2025年の廃止まで、木造の駅舎を有する駅としては日本最北に位置していた[3][新聞 1]

駅名の由来

1977年の抜海駅と周囲約500m範囲。上が稚内方面。隣の勇知駅を180度向きを変えた様な駅で、相対式ホーム2面2線と駅舎横の稚内側に貨物積卸場と引込線がある。外側の名寄側にも引込線がある。国土交通省 国土画像情報(カラー空中写真)(現・地図・空中写真閲覧サービス)の空中写真を基に作成
  • 1924年大正13年)6月25日鉄道省天塩北線稚内駅(現・南稚内駅) - 兜沼駅間開通に伴い開業[4][5][6][7]一般駅[1]
  • 1926年(大正15年)9月25日:天塩南線と天塩北線を統合して線路名を天塩線に改称、それに伴い同線の駅となる[6]
  • 1930年昭和5年)4月1日:天塩線を宗谷本線に編入、それに伴い同線の駅となる[6]
  • 1949年(昭和24年)6月1日日本国有鉄道に移管。
  • 1977年(昭和52年)5月25日:貨物取り扱い廃止[1]
  • 1984年(昭和59年)
  • 1986年(昭和61年)11月1日:電子閉塞化に伴い完全無人化[8]。完全無人化前の職員数は2人だった[新聞 3]
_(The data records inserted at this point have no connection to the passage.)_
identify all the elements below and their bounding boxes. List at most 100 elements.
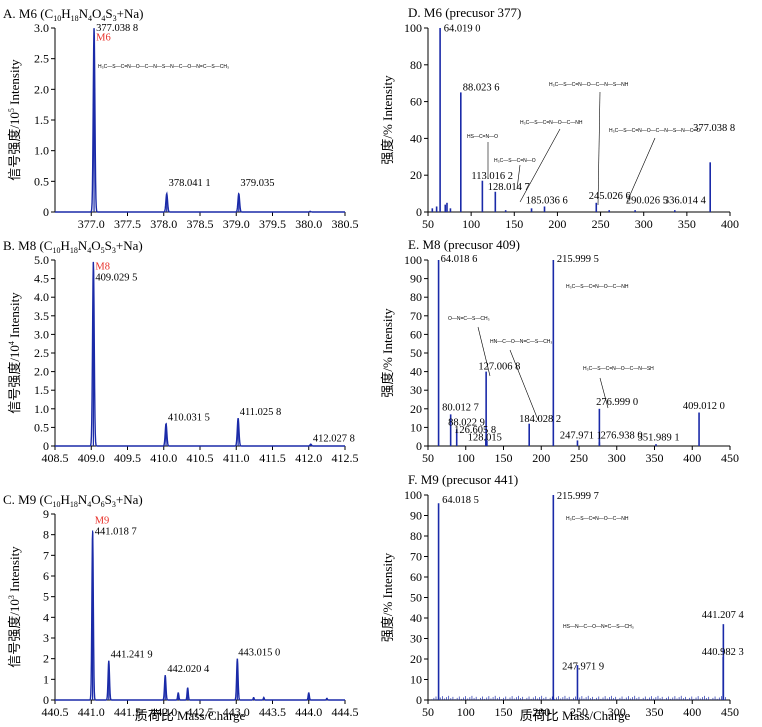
y-axis-label: 强度/% Intensity <box>380 552 395 642</box>
x-axis-label-right: 质荷比 Mass/Charge <box>520 708 631 723</box>
x-tick-label: 377.5 <box>114 217 141 231</box>
y-tick-label: 100 <box>404 253 422 267</box>
x-tick-label: 444.5 <box>332 705 359 719</box>
peak-label: 276.999 0 <box>596 397 638 408</box>
x-tick-label: 100 <box>457 451 475 465</box>
peak-label: 336.014 4 <box>664 196 707 207</box>
leader-line <box>477 326 491 377</box>
y-tick-label: 30 <box>410 383 422 397</box>
y-tick-label: 20 <box>410 652 422 666</box>
structure-f-1: H₃C—S—C=N—O—C—NH <box>566 516 629 522</box>
y-tick-label: 3.0 <box>34 21 49 35</box>
y-tick-label: 2.5 <box>34 52 49 66</box>
peak-label: 441.207 4 <box>702 610 745 621</box>
panel-title: F. M9 (precusor 441) <box>408 472 518 487</box>
y-tick-label: 5 <box>43 590 49 604</box>
x-tick-label: 50 <box>422 217 434 231</box>
y-tick-label: 2.0 <box>34 365 49 379</box>
y-tick-label: 3 <box>43 631 49 645</box>
x-tick-label: 300 <box>635 217 653 231</box>
y-tick-label: 100 <box>404 488 422 502</box>
structure-d-main: H₃C—S—C=N—O—C—N—S—NH <box>549 82 629 88</box>
peak-label: 412.027 8 <box>313 434 355 445</box>
y-tick-label: 0.5 <box>34 174 49 188</box>
peak-label: 80.012 7 <box>442 403 479 414</box>
panel-title: A. M6 (C10H18N4O4S3+Na) <box>3 6 143 23</box>
peak-label: 378.041 1 <box>169 178 211 189</box>
panel-title: D. M6 (precusor 377) <box>408 5 521 20</box>
y-tick-label: 60 <box>410 95 422 109</box>
peak-label: 290.026 5 <box>626 196 668 207</box>
x-tick-label: 380.0 <box>295 217 322 231</box>
peak-label: 128.015 <box>468 432 502 443</box>
x-tick-label: 400 <box>683 451 701 465</box>
y-tick-label: 2.5 <box>34 346 49 360</box>
y-tick-label: 2.0 <box>34 82 49 96</box>
structure-e-3: HN—C—O—N=C—S—CH₃ <box>490 339 552 345</box>
panel-e: 50 100 150 200 250 300 350 400 450 0 10 20 30 40 50 60 7… <box>380 237 739 465</box>
x-tick-label: 410.5 <box>187 451 214 465</box>
y-tick-label: 0 <box>416 205 422 219</box>
peak-label: 247.971 9 <box>562 661 604 672</box>
panel-a: 377.0 377.5 378.0 378.5 379.0 379.5 380.0 380.5… <box>3 6 359 231</box>
x-tick-label: 441.5 <box>114 705 141 719</box>
x-tick-label: 412.5 <box>332 451 359 465</box>
structure-a: H₃C—S—C=N—O—C—N—S—N—C—O—N=C—S—CH₃ <box>98 64 229 70</box>
x-tick-label: 350 <box>646 705 664 719</box>
y-tick-label: 70 <box>410 550 422 564</box>
y-tick-label: 6 <box>43 569 49 583</box>
peak-label: 126.605 8 <box>454 425 496 436</box>
x-tick-label: 378.5 <box>187 217 214 231</box>
x-tick-label: 100 <box>462 217 480 231</box>
compound-label: M9 <box>95 515 110 526</box>
y-tick-label: 0.5 <box>34 420 49 434</box>
compound-label: M8 <box>95 261 110 272</box>
y-tick-label: 10 <box>410 673 422 687</box>
spectrum-line <box>55 262 345 447</box>
x-tick-label: 411.0 <box>223 451 250 465</box>
peak-label: 409.029 5 <box>95 272 137 283</box>
peak-label: 64.018 5 <box>442 495 479 506</box>
spectrum-line <box>55 28 345 213</box>
y-tick-label: 90 <box>410 272 422 286</box>
peak-label: 113.016 2 <box>471 171 513 182</box>
y-tick-label: 30 <box>410 632 422 646</box>
x-axis-label-left: 质荷比 Mass/Charge <box>135 708 246 723</box>
y-tick-label: 70 <box>410 309 422 323</box>
x-tick-label: 200 <box>548 217 566 231</box>
y-tick-label: 40 <box>410 611 422 625</box>
x-tick-label: 100 <box>457 705 475 719</box>
panel-c: 440.5 441.0 441.5 442.0 442.5 443.0 443.5 444.0… <box>3 492 359 719</box>
y-tick-label: 80 <box>410 290 422 304</box>
x-tick-label: 380.5 <box>332 217 359 231</box>
x-tick-label: 450 <box>721 705 739 719</box>
x-tick-label: 300 <box>608 451 626 465</box>
y-tick-label: 4.5 <box>34 272 49 286</box>
peak-label: 88.023 6 <box>463 83 500 94</box>
peak-label: 443.015 0 <box>238 648 280 659</box>
panel-b: 408.5 409.0 409.5 410.0 410.5 411.0 411.5 412.0… <box>3 238 359 465</box>
y-tick-label: 3.5 <box>34 309 49 323</box>
x-tick-label: 350 <box>678 217 696 231</box>
x-tick-label: 411.5 <box>259 451 286 465</box>
peak-label: 441.241 9 <box>111 650 153 661</box>
peak-label: 64.018 6 <box>441 254 478 265</box>
x-tick-label: 409.5 <box>114 451 141 465</box>
structure-e-4: H₃C—S—C=N—O—C—N—SH <box>583 366 654 372</box>
x-tick-label: 200 <box>532 705 550 719</box>
structure-d-2: H₃C—S—C=N—O—C—N—S—N—C=O <box>609 128 700 134</box>
y-tick-label: 40 <box>410 365 422 379</box>
x-tick-label: 50 <box>422 451 434 465</box>
panel-title: E. M8 (precusor 409) <box>408 237 520 252</box>
y-tick-label: 60 <box>410 327 422 341</box>
y-axis-label: 信号强度/104 Intensity <box>7 292 22 414</box>
spectrum-line <box>55 532 345 701</box>
x-tick-label: 300 <box>608 705 626 719</box>
structure-e-1: H₃C—S—C=N—O—C—NH <box>566 284 629 290</box>
y-tick-label: 1.5 <box>34 113 49 127</box>
leader-line <box>626 137 656 203</box>
y-tick-label: 3.0 <box>34 327 49 341</box>
y-tick-label: 100 <box>404 21 422 35</box>
y-tick-label: 20 <box>410 402 422 416</box>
  • 1987年(昭和62年)4月1日国鉄分割民営化により、北海道旅客鉄道(JR北海道)の駅となる[1]
  • 2019年(令和元年)12月3日:JR北海道が宗谷本線沿線自治体に、当駅含む29駅[注釈 1]について、自治体による維持管理もしくは費用負担による存続か、2021年(令和3年)3月での廃止かの方針を2020年3月までに報告するよう要請[新聞 4][新聞 5]
  • 2020年令和2年)
    • 3月27日:宗谷本線活性化推進協議会が当駅の廃止を容認[新聞 6]。当初2021年(令和3年)3月ダイヤ改正時での廃止を予定[新聞 6]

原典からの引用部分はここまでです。